Saturday, January 8, 2011

Conrgratulations! It's... thyroid cancer!

The phone rang the day before Thanksgiving. It was a call I'd been waiting for all day. The surprise in my doctor's voice was not comforting. "The biopsy revealed suspected thyroid cancer," she said. The inflection in her voice on those last two words-thyroid cancer-came through loud and clear. My 4-year-old ran circles around me as I tried to focus on what she was saying.
Thyroid cancer. Radioactive iodine... what?
Happy Thanksgiving.

It started 4 years earlier at my post-partum check-up with my first son. My doctor ho-hummed through the average-joe check-up when she ran her hands across my neck. Her eyes went to the ceiling like she was trying to figure out a math equation. If a train is traveling west at 65 mph...

She actually brought another doctor in to take a stab at the problem. And another train is traveling east at 45 miles per hour...

"You have a nodule on your neck," she said. Double gulp. I think the trains just derailed.

After I made a stupid joke about when I was to start chemo, both doctors looked at me as if I had lost my mind. "You need to see a specialist."

The specialist told me it was a thyroglossal duct cyst. Try saying that with your hands tied behind your back.

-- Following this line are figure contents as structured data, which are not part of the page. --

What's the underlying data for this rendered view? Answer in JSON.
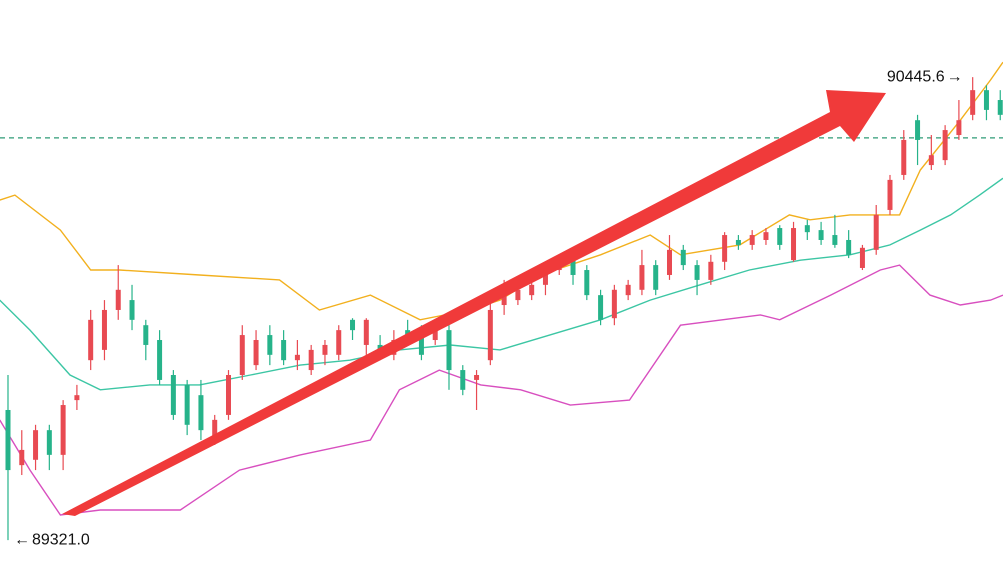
{
  "chart_data": {
    "type": "candlestick",
    "xlim": [
      -0.58,
      72.2
    ],
    "ylim": [
      89258,
      90633
    ],
    "up_color": "#e84a52",
    "down_color": "#26b38a",
    "ohlc": [
      [
        89637,
        89722,
        89321.0,
        89491
      ],
      [
        89503,
        89588,
        89479,
        89540
      ],
      [
        89516,
        89601,
        89491,
        89588
      ],
      [
        89588,
        89601,
        89491,
        89528
      ],
      [
        89528,
        89661,
        89491,
        89649
      ],
      [
        89661,
        89698,
        89637,
        89673
      ],
      [
        89758,
        89880,
        89734,
        89856
      ],
      [
        89783,
        89904,
        89758,
        89880
      ],
      [
        89880,
        89989,
        89856,
        89929
      ],
      [
        89904,
        89941,
        89831,
        89856
      ],
      [
        89843,
        89856,
        89758,
        89795
      ],
      [
        89807,
        89831,
        89698,
        89710
      ],
      [
        89722,
        89734,
        89613,
        89625
      ],
      [
        89698,
        89710,
        89576,
        89601
      ],
      [
        89673,
        89710,
        89564,
        89588
      ],
      [
        89564,
        89625,
        89552,
        89613
      ],
      [
        89625,
        89734,
        89613,
        89722
      ],
      [
        89722,
        89843,
        89710,
        89819
      ],
      [
        89746,
        89831,
        89734,
        89807
      ],
      [
        89819,
        89843,
        89746,
        89771
      ],
      [
        89807,
        89831,
        89746,
        89758
      ],
      [
        89758,
        89807,
        89734,
        89771
      ],
      [
        89734,
        89795,
        89722,
        89783
      ],
      [
        89771,
        89807,
        89746,
        89795
      ],
      [
        89771,
        89843,
        89758,
        89831
      ],
      [
        89856,
        89860,
        89807,
        89831
      ],
      [
        89795,
        89860,
        89771,
        89856
      ],
      [
        89795,
        89819,
        89758,
        89771
      ],
      [
        89771,
        89831,
        89758,
        89807
      ],
      [
        89831,
        89856,
        89795,
        89819
      ],
      [
        89819,
        89843,
        89758,
        89771
      ],
      [
        89807,
        89851,
        89795,
        89836
      ],
      [
        89831,
        89843,
        89686,
        89734
      ],
      [
        89734,
        89746,
        89673,
        89686
      ],
      [
        89710,
        89734,
        89637,
        89722
      ],
      [
        89758,
        89904,
        89746,
        89880
      ],
      [
        89892,
        89953,
        89868,
        89929
      ],
      [
        89904,
        89953,
        89892,
        89929
      ],
      [
        89916,
        89965,
        89904,
        89941
      ],
      [
        89941,
        89989,
        89916,
        89977
      ],
      [
        89977,
        90014,
        89965,
        90001
      ],
      [
        90001,
        90014,
        89941,
        89965
      ],
      [
        89977,
        89989,
        89904,
        89916
      ],
      [
        89916,
        89929,
        89843,
        89856
      ],
      [
        89860,
        89941,
        89843,
        89929
      ],
      [
        89916,
        89953,
        89904,
        89941
      ],
      [
        89929,
        90026,
        89916,
        89989
      ],
      [
        89989,
        90001,
        89916,
        89929
      ],
      [
        89965,
        90062,
        89953,
        90026
      ],
      [
        90026,
        90038,
        89977,
        89989
      ],
      [
        89989,
        90001,
        89916,
        89953
      ],
      [
        89953,
        90014,
        89941,
        89997
      ],
      [
        89997,
        90069,
        89977,
        90062
      ],
      [
        90050,
        90062,
        90026,
        90038
      ],
      [
        90038,
        90074,
        90026,
        90062
      ],
      [
        90050,
        90079,
        90038,
        90069
      ],
      [
        90079,
        90086,
        90026,
        90038
      ],
      [
        90001,
        90094,
        89997,
        90079
      ],
      [
        90086,
        90099,
        90050,
        90069
      ],
      [
        90074,
        90094,
        90038,
        90050
      ],
      [
        90062,
        90111,
        90031,
        90038
      ],
      [
        90050,
        90074,
        90006,
        90014
      ],
      [
        89982,
        90038,
        89977,
        90031
      ],
      [
        90026,
        90135,
        90014,
        90111
      ],
      [
        90123,
        90208,
        90111,
        90196
      ],
      [
        90208,
        90317,
        90196,
        90293
      ],
      [
        90341,
        90354,
        90232,
        90293
      ],
      [
        90232,
        90305,
        90220,
        90256
      ],
      [
        90244,
        90329,
        90232,
        90317
      ],
      [
        90305,
        90390,
        90293,
        90341
      ],
      [
        90354,
        90445.6,
        90341,
        90414
      ],
      [
        90414,
        90426,
        90341,
        90366
      ],
      [
        90390,
        90414,
        90341,
        90354
      ]
    ],
    "series": [
      {
        "name": "upper",
        "color": "#f2b01e",
        "x": [
          -0.6,
          0.5,
          3.8,
          6.0,
          8.1,
          13.9,
          19.7,
          22.6,
          26.3,
          29.9,
          33.5,
          35.7,
          38.6,
          43.0,
          46.6,
          48.8,
          53.1,
          56.7,
          58.2,
          61.1,
          64.7,
          66.2,
          69.1,
          71.3,
          72.2
        ],
        "values": [
          90147,
          90159,
          90074,
          89977,
          89977,
          89965,
          89953,
          89880,
          89916,
          89856,
          89880,
          89904,
          89965,
          90014,
          90062,
          90014,
          90038,
          90111,
          90099,
          90111,
          90111,
          90220,
          90341,
          90439,
          90482
        ]
      },
      {
        "name": "middle",
        "color": "#3cc6a4",
        "x": [
          -0.6,
          1.6,
          4.5,
          6.7,
          10.3,
          13.9,
          17.6,
          21.2,
          24.8,
          28.4,
          32.1,
          35.7,
          39.3,
          43.0,
          46.6,
          50.2,
          53.8,
          57.5,
          61.1,
          64.0,
          66.2,
          68.4,
          70.5,
          72.2
        ],
        "values": [
          89904,
          89831,
          89722,
          89686,
          89698,
          89698,
          89722,
          89746,
          89758,
          89783,
          89795,
          89783,
          89819,
          89856,
          89904,
          89941,
          89977,
          90001,
          90014,
          90038,
          90074,
          90111,
          90159,
          90200
        ]
      },
      {
        "name": "lower",
        "color": "#d84fbf",
        "x": [
          -0.6,
          1.6,
          3.8,
          6.7,
          12.5,
          16.8,
          21.2,
          26.3,
          28.4,
          31.3,
          34.3,
          37.2,
          40.8,
          45.1,
          48.8,
          54.6,
          56.0,
          59.7,
          63.3,
          64.7,
          66.9,
          69.1,
          71.3,
          72.2
        ],
        "values": [
          89613,
          89491,
          89382,
          89394,
          89394,
          89491,
          89528,
          89564,
          89686,
          89734,
          89698,
          89686,
          89649,
          89661,
          89843,
          89868,
          89856,
          89916,
          89977,
          89989,
          89916,
          89892,
          89904,
          89916
        ]
      }
    ],
    "hline": {
      "value": 90298,
      "color": "#2e9b76"
    },
    "annotations": [
      {
        "label": "90445.6",
        "value": 90445.6,
        "x": 70,
        "side": "left"
      },
      {
        "label": "89321.0",
        "value": 89321.0,
        "x": 0,
        "side": "right"
      }
    ]
  }
}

She explained it as something I'd had since birth that had likely been affected by my pregnancy. No harm done. She wanted to keep tabs on it for kicks though. A biopsy revealed nothing out of the ordinary as did all of my other ultrasounds.

In March of 2010 I gave birth to my second son. I hadn't felt my neck in awhile and in doing so after he was born, I convinced mysef it had gotten bigger. I made an appointment to see my doctor in July.

"It's gotten a little bigger, but it's probably nothing. Let's schedule another biopsy in November just in case," she said.

Um, did you hear a train horn?

This brings me to the day before Thanksgiving. The phone call that changed things. A lot of things. Necklaces will never look as pretty on my Frankenstien neck, I can't get my life insurance upped, and I no longer have a thyroid. I'm pretty sure that last one's gonna suck. A lot.